Fast food giants McDonald's (NYSE: MCD ) and Burger King (NYSE: BKW ) both reported earnings last week. Unfortunately for shareholders of both companies they each reported poor North American comparable sales, and blamed the rough winter (in part) for the result. This begs the question: Were the results due to the weather or is the real reason that fast casual competitors like Chipotle (NYSE: CMG ) eating into their core business?
Burger King and McDonald's first quarter earnings were both largely "in-line" with expectations. Burger King's sales grew 6.9%, and same store sales rose 2%; McDonald's fared slightly worse with same-store sales growth of 0.5%, revenue growth of just 1%, and a 1% decline in operating income. The results ranged between sluggish (Burger King) and sour (McDonald's), especially in North America, and both management teams are blaming the winter weather for the results.
Weather related performance
Considering Burger King posted North American sales growth of just 0.1%, and McDonald's actually saw a decline of 1.7%, the winter weather may be the culprit. When you take into account both companies actually saw growth in their overseas operations, it gives that argument more footing. Critics however, point to Chipotle's staggering 13.4% same-store sales growth in the quarter, despite its heavy U.S. footprint, and say the results are due to changing consumer tastes. Such a change would mean that Burger King and McDonald's "slump" could be part of a bigger decline, as consumers move toward healthier fast options. Aiding that argument is Chipotle's revenue growth beyond the past wintery quarter, which has far exceeded McDonald's.
It's quite difficult to decide if these fast food giants are going through a slump, or a decline. One could easily say they have a larger base, therefore top-line growth is a challenge, but their comparable sales have struggled as well. For the purpose of this single argument, however, I believe it is fair to blame the weather, and not just because North American locations lagged.

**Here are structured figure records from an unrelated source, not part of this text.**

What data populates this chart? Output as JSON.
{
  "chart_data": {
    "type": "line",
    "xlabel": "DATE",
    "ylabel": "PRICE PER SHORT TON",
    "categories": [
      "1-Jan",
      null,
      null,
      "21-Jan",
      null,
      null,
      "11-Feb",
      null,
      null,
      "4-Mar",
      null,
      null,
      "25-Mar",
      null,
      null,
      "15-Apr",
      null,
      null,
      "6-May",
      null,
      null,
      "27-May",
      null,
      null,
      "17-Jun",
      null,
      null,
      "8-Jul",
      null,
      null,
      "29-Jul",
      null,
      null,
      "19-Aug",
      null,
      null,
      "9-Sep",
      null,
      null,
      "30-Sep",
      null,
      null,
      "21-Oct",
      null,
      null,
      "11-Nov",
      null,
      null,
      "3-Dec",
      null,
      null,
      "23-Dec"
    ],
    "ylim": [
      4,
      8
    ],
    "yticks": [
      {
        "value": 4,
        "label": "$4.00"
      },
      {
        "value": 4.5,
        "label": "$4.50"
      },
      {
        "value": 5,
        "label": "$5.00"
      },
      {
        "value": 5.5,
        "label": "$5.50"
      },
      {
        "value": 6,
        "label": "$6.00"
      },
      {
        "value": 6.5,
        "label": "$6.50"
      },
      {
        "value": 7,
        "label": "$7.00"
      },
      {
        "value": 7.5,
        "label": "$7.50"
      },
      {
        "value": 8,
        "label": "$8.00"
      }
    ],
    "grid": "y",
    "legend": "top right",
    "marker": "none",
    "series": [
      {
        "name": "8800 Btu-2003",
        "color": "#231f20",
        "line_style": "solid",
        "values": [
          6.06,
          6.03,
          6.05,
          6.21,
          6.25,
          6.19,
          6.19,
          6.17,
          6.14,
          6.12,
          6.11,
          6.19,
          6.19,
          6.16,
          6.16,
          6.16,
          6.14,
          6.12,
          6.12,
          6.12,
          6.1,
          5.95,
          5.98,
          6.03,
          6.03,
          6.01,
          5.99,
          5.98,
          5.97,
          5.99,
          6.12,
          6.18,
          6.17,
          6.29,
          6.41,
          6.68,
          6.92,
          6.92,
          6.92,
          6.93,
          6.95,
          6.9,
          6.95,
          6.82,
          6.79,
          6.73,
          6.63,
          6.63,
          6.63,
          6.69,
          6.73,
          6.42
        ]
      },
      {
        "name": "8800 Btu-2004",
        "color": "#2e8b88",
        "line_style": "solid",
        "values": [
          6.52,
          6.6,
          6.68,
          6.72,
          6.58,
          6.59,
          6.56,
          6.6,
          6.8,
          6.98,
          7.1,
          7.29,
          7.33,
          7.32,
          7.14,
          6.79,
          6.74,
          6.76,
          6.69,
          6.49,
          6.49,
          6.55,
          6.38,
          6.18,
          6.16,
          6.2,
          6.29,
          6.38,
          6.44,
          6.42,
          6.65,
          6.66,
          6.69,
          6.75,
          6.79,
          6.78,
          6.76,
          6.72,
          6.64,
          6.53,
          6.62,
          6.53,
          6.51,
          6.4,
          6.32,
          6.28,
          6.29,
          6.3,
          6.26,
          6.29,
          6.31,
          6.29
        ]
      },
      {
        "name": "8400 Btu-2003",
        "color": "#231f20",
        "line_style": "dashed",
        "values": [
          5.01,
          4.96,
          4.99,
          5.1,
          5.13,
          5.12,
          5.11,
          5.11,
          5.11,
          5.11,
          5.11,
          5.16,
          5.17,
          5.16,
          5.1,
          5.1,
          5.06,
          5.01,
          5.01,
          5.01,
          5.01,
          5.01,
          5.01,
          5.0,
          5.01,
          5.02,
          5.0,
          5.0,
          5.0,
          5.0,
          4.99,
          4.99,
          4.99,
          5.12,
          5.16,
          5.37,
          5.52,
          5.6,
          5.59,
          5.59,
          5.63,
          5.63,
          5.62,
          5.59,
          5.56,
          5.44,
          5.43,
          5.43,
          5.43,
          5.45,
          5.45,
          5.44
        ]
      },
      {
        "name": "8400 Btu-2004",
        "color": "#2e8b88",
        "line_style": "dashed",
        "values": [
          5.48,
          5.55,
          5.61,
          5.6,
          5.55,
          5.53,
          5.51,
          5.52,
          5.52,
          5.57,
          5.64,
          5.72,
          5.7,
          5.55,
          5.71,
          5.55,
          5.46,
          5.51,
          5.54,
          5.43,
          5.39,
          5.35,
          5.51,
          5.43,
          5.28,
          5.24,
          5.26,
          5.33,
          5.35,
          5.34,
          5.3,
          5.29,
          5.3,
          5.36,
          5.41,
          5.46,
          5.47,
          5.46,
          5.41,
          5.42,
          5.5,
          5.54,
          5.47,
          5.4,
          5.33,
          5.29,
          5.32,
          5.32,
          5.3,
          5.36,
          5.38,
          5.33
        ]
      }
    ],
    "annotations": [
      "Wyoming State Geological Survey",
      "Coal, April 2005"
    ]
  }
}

Burger King and McDonald's serve a different market than Chipotle. Since fast casual restaurants are bringing tremendous growth to the market right now, they incorrectly are used as a standard for all restaurants. On its earnings call, Chipotle's management mentioned that fans were happy to brave rough weather to get to a Chipotle, but McDonald's and Burger King don't expect customers to go "out of their way." Through their thousands of locations, all equipped with a drive-thru, they offer customers convenience first and foremost. In other words, Burger King and McDonald's aren't expecting you to go out of your way for your hash browns and coffee, they're just a ritual on your way to work or soccer practice.
If you skip a trip to McDonald's because work or school are cancelled, you're not going to buy two breakfasts the next day. That's what gives fast food chains a bit of a free pass for the weather as opposed to, say, a grocery store chain. So why has Chipotle, along with a few other premium restaurant brands, defied this trend? Because customers love the food; Chipotle is not a commodity, fast food is.
For the fifth straight year, fast casual lead restaurant growth as the fastest growing subcategory in the highly diverse restaurant industry. The only other segment that fared nearly as well was fine dining simply because both options have food that customers go out of their way for. Fast food stocks were probably affected by the weather which illustrates how little customer loyalty they have. With that in mind, fast food stocks could make sense in a portfolio, but only at a cheap valuation. Any investor valuing restaurant stocks should be considering these growth trends, and the dichotomy in customer loyalty, in their valuation. McDonald's trades at a forward P/E of 16, Burger King at 23, and Chipotle at 31. With a forward P/E at half of Chipotle's, and a plus 3% dividend yield, McDonald's looks fairly valued (given its slow growth), while Burger King seems a little pricey. As always Foolish investors should do their own research before making any investment decisions.